Und dann folgt eine lange Liste, was alles konkret nicht geschehen darf. Diese Liste reicht von Suspendierung und Kündigung über Aufgaben- und Arbeitszeitänderung bis hin zu Rügen, Disziplinarmaßnahmen oder psychiatrischen Überweisungen.

wer Missstände meldet darf deshalb keinen Repressalien ausgesetzt sein

Die EU hat eine Richtlinie zum Whistleblowing beschlossen. Was bedeutet das für Österreich?

Bis 2021 muss die Richtlinie in nationales Recht umgesetzt werden. Unternehmen mit 50-249 ArbeitnehmerInnen haben dann weitere zwei Jahre Zeit, um eine Meldestelle für Hinweisgeber*innen einzurichten.

Was muss mein*e Arbeitgeber*in beachten?

Arbeitgeber*innen müssen eine unabhängige Meldestelle einrichten. Es muss die Möglichkeit geben, anonym zu melden. Der Erhalt der Meldung muss innerhalb von sieben Tagen bestätigt werden. Es muss Hinweisen innerhalb von drei Monaten nachgegangen werden. Und das Wichtigste: die Hinweisgebenden müssen geschützt werden. Es gibt noch eine Reihe weiterer Vorgaben, von denen wir die wichtigsten in unserer Broschüre „Whistleblowing“ zusammengefasst haben. In Betrieben mit Betriebsrat braucht es außerdem eine Betriebsvereinbarung.

Welche Rolle spielt dabei der Betriebsrat?

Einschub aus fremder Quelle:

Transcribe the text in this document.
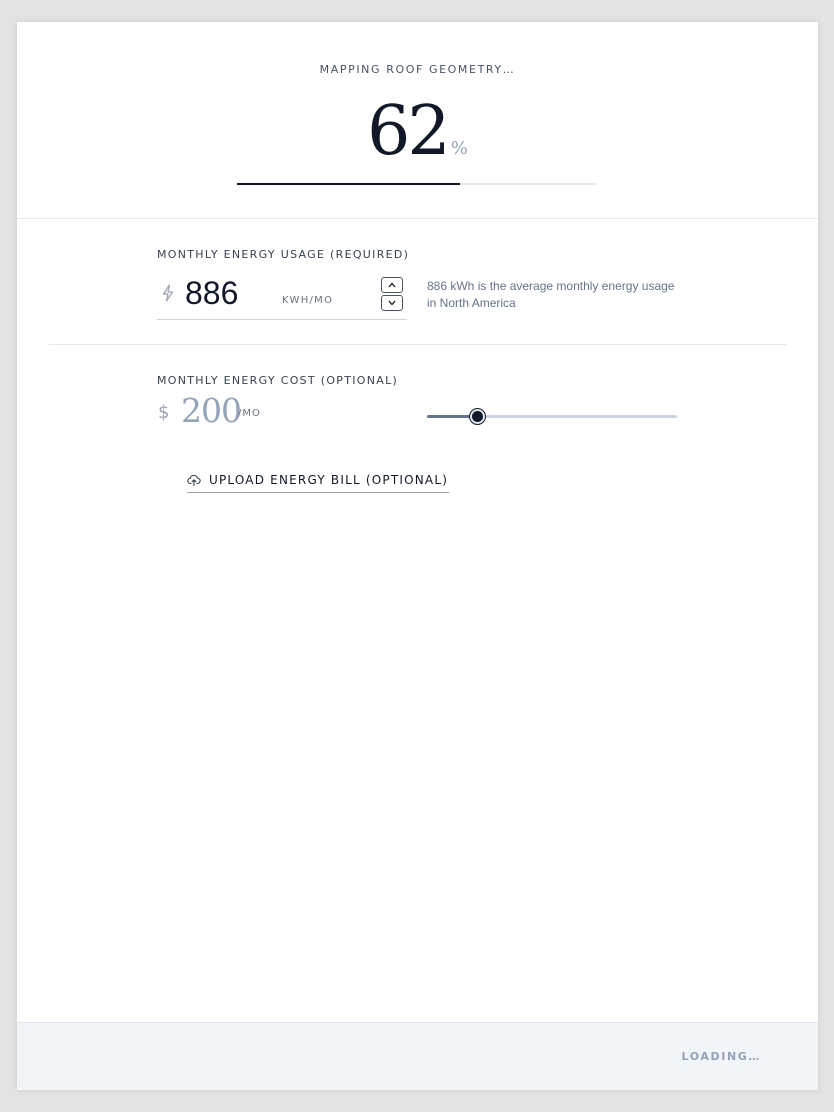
MAPPING ROOF GEOMETRY…
62 %
MONTHLY ENERGY USAGE (REQUIRED)
886	KWH/MO
886 kWh is the average monthly energy usage in North America
MONTHLY ENERGY COST (OPTIONAL)
$ 200
/MO
UPLOAD ENERGY BILL (OPTIONAL)
LOADING…
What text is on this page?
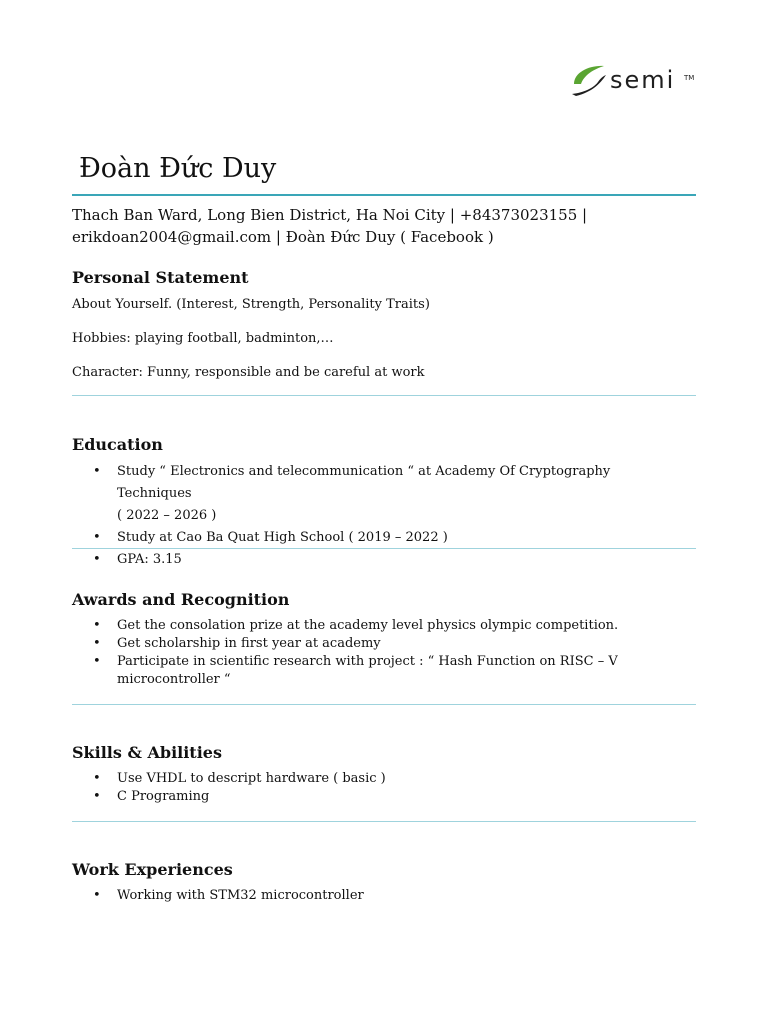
semi TM
Đoàn Đức Duy
Thach Ban Ward, Long Bien District, Ha Noi City | +84373023155 | erikdoan2004@gmail.com | Đoàn Đức Duy ( Facebook )
Personal Statement
About Yourself. (Interest, Strength, Personality Traits)
Hobbies: playing football, badminton,…
Character: Funny, responsible and be careful at work
Education
• Study “ Electronics and telecommunication “ at Academy Of Cryptography Techniques
( 2022 – 2026 )
• Study at Cao Ba Quat High School ( 2019 – 2022 )
• GPA: 3.15
Awards and Recognition
• Get the consolation prize at the academy level physics olympic competition.
• Get scholarship in first year at academy
• Participate in scientific research with project : “ Hash Function on RISC – V
microcontroller “
Skills & Abilities
• Use VHDL to descript hardware ( basic )
• C Programing
Work Experiences
• Working with STM32 microcontroller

Der Betriebsrat gestaltet über den Weg der Betriebsvereinbarung mit, wie das Hinweisgeber*innen-System konkret im Unternehmen gestaltet wird. Der Betriebsrat sorgt mittels der Betriebsvereinbarung dafür, dass beschuldigte Beschäftigte nicht „gebrandmarkt“ werden. Er legt fest, wie die Verdachtsmomente von den zuständigen unabhängigen Stellen behandelt werden. Er verhandelt, welche Informationen an wen weitergegeben werden – und welche nicht.

Zur gemeinsamen Gestaltung der Betriebsvereinbarung steht die GPA gerne zur Verfügung. Unsere neue Broschüre liefert auch zahlreiche Tipps und Hintergrundinfos. Die Whistleblowing-Richtlinie lässt es nach wie vor zu, dass man sich mit Verdacht auf rechtswidriges Verhalten von Arbeitgeber*innen auch jederzeit an die Gewerkschaft wenden kann. Das Recht der Arbeitnehmervertretung auf Information, Konsultation und die Verteidigung der Arbeitnehmerrechte ist immer noch in Kraft.